I also think this shouldn't make a large difference. The global
shrinking work is already expensive, and I imagine that it exhausts
the caches anyway by iterating memcgs. A performance smoketest would
be reassuring for sure, but I believe it won't make a difference.
Keep in mind that even with WQ_UNBOUND, we prefer the local CPU (see
wq_select_unbound_cpu()), so it will take more than global writeback
to observe a difference. The local CPU must not be in
wq_unbound_cpumask, or CONFIG_DEBUG_WQ_FORCE_RR_CPU should be on.
>
> >         if (!shrink_wq)
> >                 goto fallback_fail;
> >
> > --
> > 2.34.1
> >
>
> On a different note, I wonder if it would help to perform synchronous
> reclaim here instead. With our current design, the zswap store failure
> (due to global limit hit) would leave the incoming page going to swap
> instead, creating an LRU inversion. Not sure if that's ideal.
The global shrink path keeps reclaiming until zswap can accept again
(by default, that means reclaiming 10% of the total limit). I think
this is too expensive to be done synchronously.
                
            On Wed, Jan 17, 2024 at 11:30:50AM -0800, Yosry Ahmed wrote:
> On Wed, Jan 17, 2024 at 11:14 AM Nhat Pham <nphamcs@gmail.com> wrote:
> >
> > On Tue, Jan 16, 2024 at 5:32 AM Ronald Monthero
> > <debug.penguin32@gmail.com> wrote:
> >
> > + Johannes and Yosry
> >
> > >
> > > The core-api create_workqueue is deprecated, this patch replaces
> > > the create_workqueue with alloc_workqueue. The previous
> > > implementation workqueue of zswap was a bounded workqueue, this
> > > patch uses alloc_workqueue() to create an unbounded workqueue.

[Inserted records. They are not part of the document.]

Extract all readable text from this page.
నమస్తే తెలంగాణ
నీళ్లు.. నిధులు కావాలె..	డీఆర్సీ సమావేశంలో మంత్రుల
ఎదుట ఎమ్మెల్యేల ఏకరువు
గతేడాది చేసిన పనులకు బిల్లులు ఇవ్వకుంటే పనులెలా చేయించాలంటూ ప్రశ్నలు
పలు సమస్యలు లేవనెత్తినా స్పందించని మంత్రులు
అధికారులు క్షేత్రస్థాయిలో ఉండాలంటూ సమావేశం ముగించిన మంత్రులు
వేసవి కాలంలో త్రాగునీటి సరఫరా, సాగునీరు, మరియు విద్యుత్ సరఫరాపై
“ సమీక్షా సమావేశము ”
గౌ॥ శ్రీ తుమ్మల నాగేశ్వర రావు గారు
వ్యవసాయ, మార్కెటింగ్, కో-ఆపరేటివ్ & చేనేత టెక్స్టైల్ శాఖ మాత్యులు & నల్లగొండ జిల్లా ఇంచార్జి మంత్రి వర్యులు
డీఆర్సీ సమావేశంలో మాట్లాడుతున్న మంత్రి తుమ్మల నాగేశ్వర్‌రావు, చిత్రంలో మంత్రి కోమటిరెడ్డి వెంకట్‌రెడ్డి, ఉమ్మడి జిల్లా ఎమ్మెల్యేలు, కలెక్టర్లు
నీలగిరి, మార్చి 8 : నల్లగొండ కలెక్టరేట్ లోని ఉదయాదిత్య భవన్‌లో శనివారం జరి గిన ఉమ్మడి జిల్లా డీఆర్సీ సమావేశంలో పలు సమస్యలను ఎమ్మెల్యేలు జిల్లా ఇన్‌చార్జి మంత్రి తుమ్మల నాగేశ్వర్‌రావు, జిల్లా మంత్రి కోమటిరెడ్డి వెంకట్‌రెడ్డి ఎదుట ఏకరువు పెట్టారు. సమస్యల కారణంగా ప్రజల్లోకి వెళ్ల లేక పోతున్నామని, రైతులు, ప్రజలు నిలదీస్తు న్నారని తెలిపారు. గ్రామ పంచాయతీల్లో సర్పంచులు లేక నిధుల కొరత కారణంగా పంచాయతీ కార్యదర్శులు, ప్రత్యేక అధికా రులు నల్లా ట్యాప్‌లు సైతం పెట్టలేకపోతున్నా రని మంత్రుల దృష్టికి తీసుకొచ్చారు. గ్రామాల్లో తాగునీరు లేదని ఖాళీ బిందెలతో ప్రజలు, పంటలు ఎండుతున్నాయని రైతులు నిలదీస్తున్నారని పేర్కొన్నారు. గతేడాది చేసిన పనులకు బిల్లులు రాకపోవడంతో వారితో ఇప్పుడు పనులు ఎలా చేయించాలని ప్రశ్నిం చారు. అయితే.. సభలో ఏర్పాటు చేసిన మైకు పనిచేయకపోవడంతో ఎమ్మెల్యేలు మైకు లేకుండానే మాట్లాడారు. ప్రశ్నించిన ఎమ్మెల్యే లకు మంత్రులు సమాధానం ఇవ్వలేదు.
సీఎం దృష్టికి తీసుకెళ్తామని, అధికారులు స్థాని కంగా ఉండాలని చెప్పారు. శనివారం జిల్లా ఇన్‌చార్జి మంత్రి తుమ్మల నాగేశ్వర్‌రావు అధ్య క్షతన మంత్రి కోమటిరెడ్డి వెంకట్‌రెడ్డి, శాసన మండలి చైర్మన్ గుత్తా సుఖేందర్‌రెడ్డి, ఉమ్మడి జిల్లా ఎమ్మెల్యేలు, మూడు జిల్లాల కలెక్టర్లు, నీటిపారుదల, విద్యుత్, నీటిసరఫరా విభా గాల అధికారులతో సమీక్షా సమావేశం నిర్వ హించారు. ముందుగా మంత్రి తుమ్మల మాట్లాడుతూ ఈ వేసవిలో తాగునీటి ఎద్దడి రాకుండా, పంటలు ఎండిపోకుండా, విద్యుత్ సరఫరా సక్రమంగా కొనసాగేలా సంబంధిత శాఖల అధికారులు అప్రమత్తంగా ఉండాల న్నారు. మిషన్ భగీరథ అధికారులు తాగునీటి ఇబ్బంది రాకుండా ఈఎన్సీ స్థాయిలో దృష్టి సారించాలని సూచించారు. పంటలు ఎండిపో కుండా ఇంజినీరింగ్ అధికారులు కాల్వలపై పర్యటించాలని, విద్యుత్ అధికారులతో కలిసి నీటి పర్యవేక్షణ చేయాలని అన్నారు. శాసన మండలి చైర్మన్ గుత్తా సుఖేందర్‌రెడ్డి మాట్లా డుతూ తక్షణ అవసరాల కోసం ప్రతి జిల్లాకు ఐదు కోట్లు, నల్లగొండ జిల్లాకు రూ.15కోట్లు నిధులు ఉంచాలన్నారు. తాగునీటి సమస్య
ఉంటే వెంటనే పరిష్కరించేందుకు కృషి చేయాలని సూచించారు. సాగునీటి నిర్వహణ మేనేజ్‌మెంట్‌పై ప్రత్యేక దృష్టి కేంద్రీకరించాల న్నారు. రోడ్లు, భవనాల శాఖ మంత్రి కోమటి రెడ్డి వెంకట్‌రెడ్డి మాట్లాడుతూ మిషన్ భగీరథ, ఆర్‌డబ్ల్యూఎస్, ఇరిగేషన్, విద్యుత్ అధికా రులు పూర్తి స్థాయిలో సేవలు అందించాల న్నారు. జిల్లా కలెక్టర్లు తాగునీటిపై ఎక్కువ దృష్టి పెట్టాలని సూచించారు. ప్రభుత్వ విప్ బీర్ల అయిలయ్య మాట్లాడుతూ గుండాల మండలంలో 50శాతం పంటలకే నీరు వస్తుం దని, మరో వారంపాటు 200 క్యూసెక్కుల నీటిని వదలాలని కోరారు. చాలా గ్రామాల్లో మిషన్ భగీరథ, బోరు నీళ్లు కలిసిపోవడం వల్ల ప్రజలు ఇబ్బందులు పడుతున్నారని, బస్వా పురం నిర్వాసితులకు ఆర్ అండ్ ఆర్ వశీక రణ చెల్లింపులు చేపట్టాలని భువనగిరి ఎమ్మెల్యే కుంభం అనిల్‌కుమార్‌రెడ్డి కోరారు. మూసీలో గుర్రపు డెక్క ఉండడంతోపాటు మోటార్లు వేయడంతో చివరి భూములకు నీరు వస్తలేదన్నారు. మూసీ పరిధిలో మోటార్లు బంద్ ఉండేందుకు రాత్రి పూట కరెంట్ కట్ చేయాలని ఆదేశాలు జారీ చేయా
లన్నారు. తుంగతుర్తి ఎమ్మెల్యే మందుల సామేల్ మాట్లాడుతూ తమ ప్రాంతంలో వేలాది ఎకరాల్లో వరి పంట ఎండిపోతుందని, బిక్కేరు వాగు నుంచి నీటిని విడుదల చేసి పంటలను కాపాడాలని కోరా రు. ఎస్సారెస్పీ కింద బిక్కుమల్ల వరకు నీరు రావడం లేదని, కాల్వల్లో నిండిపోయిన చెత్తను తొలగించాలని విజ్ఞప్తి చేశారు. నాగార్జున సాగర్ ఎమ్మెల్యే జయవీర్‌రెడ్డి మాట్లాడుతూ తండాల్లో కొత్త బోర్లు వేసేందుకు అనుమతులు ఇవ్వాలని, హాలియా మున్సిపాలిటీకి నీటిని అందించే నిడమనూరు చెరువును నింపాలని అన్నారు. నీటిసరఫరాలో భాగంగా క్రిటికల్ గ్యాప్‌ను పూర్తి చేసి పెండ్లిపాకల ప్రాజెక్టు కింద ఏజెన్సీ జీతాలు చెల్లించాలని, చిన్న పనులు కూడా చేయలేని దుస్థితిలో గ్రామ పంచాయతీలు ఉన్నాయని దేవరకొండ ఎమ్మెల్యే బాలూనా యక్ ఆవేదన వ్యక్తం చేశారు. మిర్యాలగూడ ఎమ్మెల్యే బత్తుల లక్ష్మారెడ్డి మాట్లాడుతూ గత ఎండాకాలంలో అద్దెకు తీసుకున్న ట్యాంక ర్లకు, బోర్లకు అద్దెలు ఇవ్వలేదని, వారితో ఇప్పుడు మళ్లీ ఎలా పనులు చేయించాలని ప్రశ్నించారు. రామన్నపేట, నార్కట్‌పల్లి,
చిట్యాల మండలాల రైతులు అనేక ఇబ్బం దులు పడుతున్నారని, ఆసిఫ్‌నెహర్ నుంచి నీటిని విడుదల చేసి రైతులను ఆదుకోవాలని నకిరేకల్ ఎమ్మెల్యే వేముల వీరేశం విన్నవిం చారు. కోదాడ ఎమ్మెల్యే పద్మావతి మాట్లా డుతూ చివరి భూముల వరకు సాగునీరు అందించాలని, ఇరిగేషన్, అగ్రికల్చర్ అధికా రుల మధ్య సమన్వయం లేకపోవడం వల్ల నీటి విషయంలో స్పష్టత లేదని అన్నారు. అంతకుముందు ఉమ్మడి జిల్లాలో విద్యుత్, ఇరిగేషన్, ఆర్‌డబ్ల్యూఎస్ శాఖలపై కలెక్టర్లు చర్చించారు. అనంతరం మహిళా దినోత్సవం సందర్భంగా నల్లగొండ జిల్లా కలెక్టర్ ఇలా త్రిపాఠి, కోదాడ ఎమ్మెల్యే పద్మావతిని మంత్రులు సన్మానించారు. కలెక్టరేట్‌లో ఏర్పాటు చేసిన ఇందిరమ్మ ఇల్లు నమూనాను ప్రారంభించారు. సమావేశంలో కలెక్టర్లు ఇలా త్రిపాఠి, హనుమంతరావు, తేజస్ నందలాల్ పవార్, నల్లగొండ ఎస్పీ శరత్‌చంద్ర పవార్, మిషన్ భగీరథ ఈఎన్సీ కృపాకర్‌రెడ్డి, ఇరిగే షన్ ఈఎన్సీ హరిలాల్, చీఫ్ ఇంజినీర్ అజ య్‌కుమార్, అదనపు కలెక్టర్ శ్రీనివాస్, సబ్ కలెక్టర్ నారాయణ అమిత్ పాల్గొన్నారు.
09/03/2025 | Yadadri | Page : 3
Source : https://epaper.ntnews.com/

> > > The WQ_UNBOUND attribute is desirable making the workqueue
> > > not localized to a specific cpu so that the scheduler is free
> > > to exercise improvisations in any demanding scenarios for
> > > offloading cpu time slices for workqueues.
> >
> > nit: extra space between paragraph would be nice.
> >
> > > For example if any other workqueues of the same primary cpu
> > > had to be served which are WQ_HIGHPRI and WQ_CPU_INTENSIVE.
> > > Also Unbound workqueue happens to be more efficient
> > > in a system during memory pressure scenarios in comparison
> > >  to a bounded workqueue.
> > >
> > > shrink_wq = alloc_workqueue("zswap-shrink",
> > >                      WQ_UNBOUND|WQ_MEM_RECLAIM, 1);
> > >
> > > Overall the change suggested in this patch should be
> > > seamless and does not alter the existing behavior,
> > > other than the improvisation to be an unbounded workqueue.
> > >
> > > Signed-off-by: Ronald Monthero <debug.penguin32@gmail.com>
> > > ---
> > >  mm/zswap.c | 3 ++-
> > >  1 file changed, 2 insertions(+), 1 deletion(-)
> > >
> > > diff --git a/mm/zswap.c b/mm/zswap.c
> > > index 74411dfdad92..64dbe3e944a2 100644
> > > --- a/mm/zswap.c
> > > +++ b/mm/zswap.c
> > > @@ -1620,7 +1620,8 @@ static int zswap_setup(void)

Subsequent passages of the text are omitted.